The drunkard's position at time t is only dependent on their position at time t-1. Because they are making random movements, their position is a random variable p. p can be expressed as a vector, where p[i|t] is the probability that the person is at position i at time t. To get to time t from time t-1, we can compute p[i|t] = 0.5 * p[i-1|t-1] + 0.5 * p[i+1|t-1] (with necessary modifications for endpoints).

Another way to state this is that we can get the vector p at time t from the vector p at time t-1 by calculating the product A @ p[:|t-1], where A is an n x n matrix, with the ith column of A has 0.5 in row i+1, 0.5 in row i-1, and 0 in all other entries (this encodes the probabilities of where the person can end up from state i).

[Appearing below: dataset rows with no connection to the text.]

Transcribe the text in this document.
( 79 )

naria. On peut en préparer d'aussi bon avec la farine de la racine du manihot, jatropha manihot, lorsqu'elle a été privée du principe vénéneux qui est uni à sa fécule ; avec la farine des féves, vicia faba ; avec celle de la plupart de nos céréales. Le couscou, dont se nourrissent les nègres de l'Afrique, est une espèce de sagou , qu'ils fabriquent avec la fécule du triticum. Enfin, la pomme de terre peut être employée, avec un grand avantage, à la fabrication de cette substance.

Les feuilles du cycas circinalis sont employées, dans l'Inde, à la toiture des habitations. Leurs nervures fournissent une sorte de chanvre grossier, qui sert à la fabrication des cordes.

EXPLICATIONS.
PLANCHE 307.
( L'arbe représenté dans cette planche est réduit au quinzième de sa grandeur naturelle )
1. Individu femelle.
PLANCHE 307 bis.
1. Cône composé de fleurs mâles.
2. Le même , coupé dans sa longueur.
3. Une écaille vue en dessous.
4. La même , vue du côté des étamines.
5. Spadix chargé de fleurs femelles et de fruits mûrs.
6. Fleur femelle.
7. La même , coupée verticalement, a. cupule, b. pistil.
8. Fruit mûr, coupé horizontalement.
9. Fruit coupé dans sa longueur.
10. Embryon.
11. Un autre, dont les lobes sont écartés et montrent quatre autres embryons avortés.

  1. Write a function markov_matrix(n) which returns the matrix A above for the random walk on the sidewalk of length n. Make the necessary modifications for the endpoints of the sidewalk.
  2. Run a simulation where the person starts at i=0 at time t=0 on a sidewalk of length n=50 (i.e. p at time 0 is a vector of length 50 with p[0] = 1 and 0 everywhere else). Plot the probability distribution of where the walker will be at times t in (10, 100, 1000). In other words, plot the vector p for t in (10, 100, 1000). Give your plot labels and a title.
  3. Calculate the eigenvector with largest eigenvalue of the matrix A. Normalize the vector so its entries sum to 1. (e.g. v = v / np.sum(v)). How close is this to p at t=1000 in part 2 (give the euclidean distance between the two vectors?) How close is this to p at t=2000?

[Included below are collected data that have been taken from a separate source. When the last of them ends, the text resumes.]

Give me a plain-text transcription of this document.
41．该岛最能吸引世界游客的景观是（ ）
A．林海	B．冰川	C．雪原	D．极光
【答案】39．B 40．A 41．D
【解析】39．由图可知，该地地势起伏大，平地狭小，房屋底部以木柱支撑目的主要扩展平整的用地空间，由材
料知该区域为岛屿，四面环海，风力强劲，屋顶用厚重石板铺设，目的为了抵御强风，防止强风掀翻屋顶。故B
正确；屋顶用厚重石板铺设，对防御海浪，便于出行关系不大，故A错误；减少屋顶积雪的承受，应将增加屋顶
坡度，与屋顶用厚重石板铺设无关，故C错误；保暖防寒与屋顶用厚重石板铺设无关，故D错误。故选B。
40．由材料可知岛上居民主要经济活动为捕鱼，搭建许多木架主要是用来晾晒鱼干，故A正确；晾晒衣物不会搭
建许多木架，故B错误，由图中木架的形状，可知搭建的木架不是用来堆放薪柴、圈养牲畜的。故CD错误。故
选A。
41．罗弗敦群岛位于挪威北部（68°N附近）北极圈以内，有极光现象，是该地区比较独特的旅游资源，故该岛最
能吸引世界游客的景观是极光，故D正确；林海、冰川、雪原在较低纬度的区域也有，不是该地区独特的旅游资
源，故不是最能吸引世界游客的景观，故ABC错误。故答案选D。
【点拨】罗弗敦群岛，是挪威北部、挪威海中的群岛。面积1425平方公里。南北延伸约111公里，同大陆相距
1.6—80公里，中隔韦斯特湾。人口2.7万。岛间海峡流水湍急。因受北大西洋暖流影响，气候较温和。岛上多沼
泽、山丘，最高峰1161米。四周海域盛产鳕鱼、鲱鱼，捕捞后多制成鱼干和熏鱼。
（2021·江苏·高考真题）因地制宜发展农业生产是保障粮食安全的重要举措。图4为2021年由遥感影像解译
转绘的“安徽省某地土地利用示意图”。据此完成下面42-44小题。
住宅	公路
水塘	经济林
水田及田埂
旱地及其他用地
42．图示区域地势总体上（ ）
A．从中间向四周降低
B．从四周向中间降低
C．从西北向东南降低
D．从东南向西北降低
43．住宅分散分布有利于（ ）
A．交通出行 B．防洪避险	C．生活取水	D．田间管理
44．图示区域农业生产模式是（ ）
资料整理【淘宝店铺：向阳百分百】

A few notes on the above problem (you don't need to use this information in your answers):

  • In this problem, A is what is called a doubly stochastic matrix (rows and columns sum to 1)
  • A is also symmetric and tri-diagonal. You can use la.eigh_tridiagonal for maximum performance.
  • You may notice a strong similarity between running the simulation and running power method (see the OOP lecture)
  • No matter how many times you apply the matrix A, you should have np.sum(p) = 1 (it is a probability distribution after all...) If you're theoretically inclined, try proving this from the properties of the matrix A.
  • over time, p "spreads out" - this demonstrates our uncertainty about where the random walker will be.

Feedback

If you'd like share how long it took you to complete this assignment, it will help adjust the difficulty for future assignments. You're welcome to share additional feedback as well.